Nowadays, we take it for granted that every Athenian thetis is a rower. Athens rules the waves, from here to the delta of Alexandria and across the seas to Syracusa, too. But in those years between Marathon and the next stage in the Long War, Athens was just feeling her way as a power.
I watched as Gaius began to talk to Cimon about raising horses, and Doola found common cause with Harpagos on the subject of trade.
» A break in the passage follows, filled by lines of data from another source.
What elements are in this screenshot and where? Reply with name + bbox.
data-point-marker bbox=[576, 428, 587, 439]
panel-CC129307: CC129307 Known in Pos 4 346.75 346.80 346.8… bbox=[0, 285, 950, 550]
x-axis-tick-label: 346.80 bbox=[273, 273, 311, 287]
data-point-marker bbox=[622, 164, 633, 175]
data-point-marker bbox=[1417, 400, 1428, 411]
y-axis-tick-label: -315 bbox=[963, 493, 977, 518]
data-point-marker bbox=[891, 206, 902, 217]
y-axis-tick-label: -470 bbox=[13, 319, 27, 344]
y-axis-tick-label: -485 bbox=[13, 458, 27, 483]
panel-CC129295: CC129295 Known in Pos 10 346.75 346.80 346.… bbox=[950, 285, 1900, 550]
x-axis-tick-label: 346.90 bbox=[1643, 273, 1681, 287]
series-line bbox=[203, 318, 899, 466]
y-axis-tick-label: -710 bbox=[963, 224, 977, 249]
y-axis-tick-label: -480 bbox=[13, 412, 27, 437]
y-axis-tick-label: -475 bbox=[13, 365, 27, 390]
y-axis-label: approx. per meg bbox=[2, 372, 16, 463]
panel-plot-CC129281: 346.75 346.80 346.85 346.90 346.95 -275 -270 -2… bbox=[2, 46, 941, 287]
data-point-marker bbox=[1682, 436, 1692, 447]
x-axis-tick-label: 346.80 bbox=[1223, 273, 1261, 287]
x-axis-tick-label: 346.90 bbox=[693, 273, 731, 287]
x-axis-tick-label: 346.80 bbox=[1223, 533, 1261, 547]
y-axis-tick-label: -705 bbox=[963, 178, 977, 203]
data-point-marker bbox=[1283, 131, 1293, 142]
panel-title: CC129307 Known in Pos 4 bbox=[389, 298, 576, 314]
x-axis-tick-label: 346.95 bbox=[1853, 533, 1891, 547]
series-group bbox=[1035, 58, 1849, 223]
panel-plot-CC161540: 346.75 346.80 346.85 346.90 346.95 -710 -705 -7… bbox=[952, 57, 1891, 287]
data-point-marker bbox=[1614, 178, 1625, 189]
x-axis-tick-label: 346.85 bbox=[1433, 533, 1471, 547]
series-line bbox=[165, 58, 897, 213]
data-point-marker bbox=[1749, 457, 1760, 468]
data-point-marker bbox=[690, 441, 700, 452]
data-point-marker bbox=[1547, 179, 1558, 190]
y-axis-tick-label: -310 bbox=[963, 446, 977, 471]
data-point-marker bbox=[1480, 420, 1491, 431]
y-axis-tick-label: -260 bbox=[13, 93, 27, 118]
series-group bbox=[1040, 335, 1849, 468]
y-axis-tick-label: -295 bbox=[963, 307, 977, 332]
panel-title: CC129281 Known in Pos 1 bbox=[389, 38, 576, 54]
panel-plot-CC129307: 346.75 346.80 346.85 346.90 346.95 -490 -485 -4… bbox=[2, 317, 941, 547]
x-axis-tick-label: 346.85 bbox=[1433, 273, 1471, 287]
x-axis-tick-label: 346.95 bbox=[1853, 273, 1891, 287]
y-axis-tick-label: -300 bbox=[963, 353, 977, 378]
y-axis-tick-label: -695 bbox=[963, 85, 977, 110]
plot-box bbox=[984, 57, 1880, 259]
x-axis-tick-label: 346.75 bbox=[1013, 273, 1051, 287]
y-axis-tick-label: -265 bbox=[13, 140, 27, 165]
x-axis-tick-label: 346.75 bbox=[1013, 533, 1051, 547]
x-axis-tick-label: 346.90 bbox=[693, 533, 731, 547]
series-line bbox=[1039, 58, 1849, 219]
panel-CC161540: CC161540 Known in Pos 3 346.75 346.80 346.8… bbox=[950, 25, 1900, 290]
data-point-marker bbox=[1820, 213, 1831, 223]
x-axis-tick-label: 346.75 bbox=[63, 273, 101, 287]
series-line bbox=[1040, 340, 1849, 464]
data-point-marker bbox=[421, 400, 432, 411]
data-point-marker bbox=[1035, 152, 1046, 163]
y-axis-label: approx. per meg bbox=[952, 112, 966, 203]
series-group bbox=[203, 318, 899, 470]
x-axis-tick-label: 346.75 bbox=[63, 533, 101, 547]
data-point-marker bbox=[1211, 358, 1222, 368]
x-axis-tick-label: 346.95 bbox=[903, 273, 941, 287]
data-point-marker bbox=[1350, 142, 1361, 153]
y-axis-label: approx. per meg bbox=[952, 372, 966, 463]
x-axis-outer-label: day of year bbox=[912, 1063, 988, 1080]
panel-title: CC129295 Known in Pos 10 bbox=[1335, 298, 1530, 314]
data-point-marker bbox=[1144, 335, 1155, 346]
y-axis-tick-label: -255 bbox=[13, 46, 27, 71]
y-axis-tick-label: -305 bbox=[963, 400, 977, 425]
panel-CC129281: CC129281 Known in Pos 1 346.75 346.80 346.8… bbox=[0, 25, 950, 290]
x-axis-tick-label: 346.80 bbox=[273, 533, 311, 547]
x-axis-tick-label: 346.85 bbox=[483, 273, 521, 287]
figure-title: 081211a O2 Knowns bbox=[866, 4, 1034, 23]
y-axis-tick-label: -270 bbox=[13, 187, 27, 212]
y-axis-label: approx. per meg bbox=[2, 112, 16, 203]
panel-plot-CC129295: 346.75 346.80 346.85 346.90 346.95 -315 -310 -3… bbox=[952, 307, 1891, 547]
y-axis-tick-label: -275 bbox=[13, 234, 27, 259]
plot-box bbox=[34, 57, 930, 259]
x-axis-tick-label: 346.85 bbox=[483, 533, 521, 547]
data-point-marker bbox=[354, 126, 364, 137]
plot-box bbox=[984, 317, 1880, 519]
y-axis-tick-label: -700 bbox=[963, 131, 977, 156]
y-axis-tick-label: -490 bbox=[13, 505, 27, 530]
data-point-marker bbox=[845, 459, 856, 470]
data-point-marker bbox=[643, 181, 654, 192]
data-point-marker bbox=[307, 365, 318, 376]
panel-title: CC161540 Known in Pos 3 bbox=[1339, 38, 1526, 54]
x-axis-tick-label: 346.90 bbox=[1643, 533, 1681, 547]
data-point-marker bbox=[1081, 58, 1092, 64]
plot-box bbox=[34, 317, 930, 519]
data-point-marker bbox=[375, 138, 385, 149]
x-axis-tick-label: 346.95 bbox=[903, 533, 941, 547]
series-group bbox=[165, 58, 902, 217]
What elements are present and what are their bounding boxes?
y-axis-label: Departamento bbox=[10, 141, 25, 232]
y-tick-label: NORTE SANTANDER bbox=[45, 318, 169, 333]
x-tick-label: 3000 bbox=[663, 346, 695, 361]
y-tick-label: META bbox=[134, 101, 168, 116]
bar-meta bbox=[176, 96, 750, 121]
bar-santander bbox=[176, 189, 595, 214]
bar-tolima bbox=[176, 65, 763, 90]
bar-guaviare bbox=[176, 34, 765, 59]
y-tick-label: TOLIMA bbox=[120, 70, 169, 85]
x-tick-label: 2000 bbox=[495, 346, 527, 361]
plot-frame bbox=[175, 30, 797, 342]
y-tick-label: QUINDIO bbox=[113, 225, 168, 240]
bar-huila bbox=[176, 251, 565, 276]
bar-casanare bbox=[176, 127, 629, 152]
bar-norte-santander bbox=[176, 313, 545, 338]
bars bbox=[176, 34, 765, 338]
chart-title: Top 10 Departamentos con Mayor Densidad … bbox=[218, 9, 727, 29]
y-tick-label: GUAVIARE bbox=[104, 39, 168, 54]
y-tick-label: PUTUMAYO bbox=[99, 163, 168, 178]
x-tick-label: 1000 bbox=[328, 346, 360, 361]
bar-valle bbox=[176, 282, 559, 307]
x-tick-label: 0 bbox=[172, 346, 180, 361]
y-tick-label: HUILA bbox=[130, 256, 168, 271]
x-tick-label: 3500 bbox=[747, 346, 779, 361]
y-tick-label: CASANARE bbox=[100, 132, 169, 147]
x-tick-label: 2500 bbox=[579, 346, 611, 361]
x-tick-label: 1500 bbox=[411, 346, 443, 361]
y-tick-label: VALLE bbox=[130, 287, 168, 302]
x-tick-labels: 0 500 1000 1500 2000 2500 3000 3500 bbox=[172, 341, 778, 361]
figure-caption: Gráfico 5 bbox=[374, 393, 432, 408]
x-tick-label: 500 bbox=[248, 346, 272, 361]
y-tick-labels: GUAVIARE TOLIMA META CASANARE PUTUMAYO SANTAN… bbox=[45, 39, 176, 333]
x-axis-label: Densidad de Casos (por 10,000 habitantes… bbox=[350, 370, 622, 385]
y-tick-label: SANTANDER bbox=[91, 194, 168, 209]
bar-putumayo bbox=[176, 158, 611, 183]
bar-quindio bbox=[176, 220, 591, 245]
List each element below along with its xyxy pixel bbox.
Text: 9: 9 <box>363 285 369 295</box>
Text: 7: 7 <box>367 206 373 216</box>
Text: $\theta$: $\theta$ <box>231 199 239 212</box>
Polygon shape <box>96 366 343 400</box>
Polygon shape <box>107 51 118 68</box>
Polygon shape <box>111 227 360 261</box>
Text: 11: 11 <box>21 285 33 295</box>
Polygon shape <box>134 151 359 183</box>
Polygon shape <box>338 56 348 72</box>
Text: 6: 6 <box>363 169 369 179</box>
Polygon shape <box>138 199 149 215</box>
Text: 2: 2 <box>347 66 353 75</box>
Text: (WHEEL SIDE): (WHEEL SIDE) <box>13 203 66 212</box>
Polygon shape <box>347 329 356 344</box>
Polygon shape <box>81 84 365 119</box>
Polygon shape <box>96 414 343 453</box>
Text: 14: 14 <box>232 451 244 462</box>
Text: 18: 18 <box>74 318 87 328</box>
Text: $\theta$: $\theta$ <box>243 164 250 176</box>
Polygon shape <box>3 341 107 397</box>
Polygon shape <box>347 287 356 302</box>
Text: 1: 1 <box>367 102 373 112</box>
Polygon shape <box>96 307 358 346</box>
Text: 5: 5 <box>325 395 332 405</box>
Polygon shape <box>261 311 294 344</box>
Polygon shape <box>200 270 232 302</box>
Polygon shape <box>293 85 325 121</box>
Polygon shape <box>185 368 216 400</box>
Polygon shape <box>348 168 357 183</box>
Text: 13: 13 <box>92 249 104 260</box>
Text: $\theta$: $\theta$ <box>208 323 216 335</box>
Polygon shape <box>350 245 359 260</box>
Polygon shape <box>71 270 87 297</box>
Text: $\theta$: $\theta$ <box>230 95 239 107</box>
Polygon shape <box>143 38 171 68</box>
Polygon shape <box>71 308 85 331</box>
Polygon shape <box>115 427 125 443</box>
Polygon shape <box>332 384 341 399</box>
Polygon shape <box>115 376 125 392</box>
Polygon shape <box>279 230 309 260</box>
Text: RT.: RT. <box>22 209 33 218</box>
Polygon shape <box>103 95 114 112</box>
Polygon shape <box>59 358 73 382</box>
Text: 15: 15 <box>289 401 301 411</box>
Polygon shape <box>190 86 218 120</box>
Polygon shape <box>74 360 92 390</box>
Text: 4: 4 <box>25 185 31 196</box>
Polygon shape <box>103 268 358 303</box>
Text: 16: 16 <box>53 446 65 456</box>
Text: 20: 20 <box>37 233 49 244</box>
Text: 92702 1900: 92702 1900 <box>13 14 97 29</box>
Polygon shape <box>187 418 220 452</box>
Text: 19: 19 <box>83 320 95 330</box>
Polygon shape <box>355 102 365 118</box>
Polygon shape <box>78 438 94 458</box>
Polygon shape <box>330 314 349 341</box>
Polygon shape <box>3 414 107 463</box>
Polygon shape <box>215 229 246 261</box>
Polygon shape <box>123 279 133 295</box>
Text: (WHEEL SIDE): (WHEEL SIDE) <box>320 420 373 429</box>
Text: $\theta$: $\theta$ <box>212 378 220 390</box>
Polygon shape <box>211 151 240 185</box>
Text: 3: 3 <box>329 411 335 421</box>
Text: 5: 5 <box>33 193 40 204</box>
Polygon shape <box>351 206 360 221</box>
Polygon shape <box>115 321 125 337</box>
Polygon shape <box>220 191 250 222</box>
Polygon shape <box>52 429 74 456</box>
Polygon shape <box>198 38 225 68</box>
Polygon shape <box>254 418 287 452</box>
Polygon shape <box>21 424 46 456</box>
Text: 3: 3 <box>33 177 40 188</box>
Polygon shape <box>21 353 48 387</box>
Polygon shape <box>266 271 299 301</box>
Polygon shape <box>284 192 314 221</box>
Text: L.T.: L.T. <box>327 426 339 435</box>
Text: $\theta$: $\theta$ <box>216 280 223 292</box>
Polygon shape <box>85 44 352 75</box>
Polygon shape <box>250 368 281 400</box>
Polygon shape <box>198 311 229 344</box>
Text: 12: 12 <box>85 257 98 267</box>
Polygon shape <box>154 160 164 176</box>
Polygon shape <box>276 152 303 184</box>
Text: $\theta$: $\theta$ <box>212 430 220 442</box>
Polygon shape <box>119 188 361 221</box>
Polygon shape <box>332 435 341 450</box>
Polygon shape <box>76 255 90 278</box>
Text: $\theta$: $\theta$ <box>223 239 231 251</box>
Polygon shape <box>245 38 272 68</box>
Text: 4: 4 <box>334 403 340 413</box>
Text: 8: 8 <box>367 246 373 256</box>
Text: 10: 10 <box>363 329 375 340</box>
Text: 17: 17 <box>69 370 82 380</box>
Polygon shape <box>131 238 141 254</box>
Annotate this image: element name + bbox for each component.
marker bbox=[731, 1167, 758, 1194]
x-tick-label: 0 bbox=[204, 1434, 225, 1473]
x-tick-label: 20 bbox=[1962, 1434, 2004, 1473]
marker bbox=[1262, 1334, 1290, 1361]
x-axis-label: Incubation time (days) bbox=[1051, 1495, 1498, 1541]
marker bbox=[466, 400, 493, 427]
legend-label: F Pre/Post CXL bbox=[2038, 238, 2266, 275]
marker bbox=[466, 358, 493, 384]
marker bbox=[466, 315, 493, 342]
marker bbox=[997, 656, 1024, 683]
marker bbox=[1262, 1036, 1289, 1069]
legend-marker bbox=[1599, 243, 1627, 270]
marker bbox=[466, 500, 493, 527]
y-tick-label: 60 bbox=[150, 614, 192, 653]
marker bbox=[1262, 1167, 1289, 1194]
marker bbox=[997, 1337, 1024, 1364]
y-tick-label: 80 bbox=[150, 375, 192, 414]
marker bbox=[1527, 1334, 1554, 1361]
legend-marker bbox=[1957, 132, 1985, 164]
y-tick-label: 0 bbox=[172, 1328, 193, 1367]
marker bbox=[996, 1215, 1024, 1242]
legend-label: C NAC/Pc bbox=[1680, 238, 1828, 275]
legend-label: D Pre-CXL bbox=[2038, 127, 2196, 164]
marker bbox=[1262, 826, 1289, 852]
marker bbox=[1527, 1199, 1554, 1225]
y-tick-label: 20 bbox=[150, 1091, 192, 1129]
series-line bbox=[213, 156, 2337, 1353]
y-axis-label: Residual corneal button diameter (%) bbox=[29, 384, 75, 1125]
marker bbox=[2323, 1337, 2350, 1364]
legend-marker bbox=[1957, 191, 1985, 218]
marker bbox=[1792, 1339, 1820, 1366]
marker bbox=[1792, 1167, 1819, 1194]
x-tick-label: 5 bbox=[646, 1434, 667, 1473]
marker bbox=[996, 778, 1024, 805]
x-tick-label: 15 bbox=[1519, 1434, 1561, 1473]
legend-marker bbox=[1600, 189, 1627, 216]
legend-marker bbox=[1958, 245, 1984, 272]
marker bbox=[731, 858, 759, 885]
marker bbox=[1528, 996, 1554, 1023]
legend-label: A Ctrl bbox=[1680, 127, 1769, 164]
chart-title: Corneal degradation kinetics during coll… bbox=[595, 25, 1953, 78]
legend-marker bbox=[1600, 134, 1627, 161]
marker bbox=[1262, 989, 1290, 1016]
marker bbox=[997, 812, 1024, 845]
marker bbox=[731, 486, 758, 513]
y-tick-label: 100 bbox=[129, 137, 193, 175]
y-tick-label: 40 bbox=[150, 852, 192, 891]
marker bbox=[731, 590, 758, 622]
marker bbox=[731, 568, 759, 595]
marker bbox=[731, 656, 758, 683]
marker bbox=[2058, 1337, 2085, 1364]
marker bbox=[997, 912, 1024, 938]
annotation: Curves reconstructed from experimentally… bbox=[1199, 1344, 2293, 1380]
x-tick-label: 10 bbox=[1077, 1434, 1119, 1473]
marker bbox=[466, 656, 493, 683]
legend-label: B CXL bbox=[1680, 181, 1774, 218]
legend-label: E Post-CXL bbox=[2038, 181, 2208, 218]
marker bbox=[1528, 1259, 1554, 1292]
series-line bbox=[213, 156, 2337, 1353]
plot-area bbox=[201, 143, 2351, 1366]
Seckla stood nervously with his attractive courtesan — a woman who couldn’t resist male attention and suddenly had a beach full of it. But in time, Mauros — my former oar-master, and fellow hero of Lade — started to talk, first to Doola, and then to Seckla, and then they were all talking to Paramanos — four Africans on a beach full of Greeks.
Aristides the Younger was amazed to meet an actual Keltoi barbarian, and managed not to sound as condescending as he might have. The fires roared, the wine was excellent and as darkness fell, and I was apologizing to Cimon for the fiftieth time that I wasn’t with his father at the end, Dano herself came down the beach with a dozen of her friends.
‘It is like having the battle of Marathon brought to my town,’ she said. ‘So many famous men. Ari — in truth, my friend, when first you told me you were Arimnestos of Plataea, I thought you one of those men who lie habitually.’
Cimon was deeply pleased to meet the daughter of the great Pythagoras. He bowed — Greeks seldom bow — and was allowed to kiss her cheek, very Italian and not very Greek, and he actually blushed. So did Giannis, who had come with Cimon from Massalia.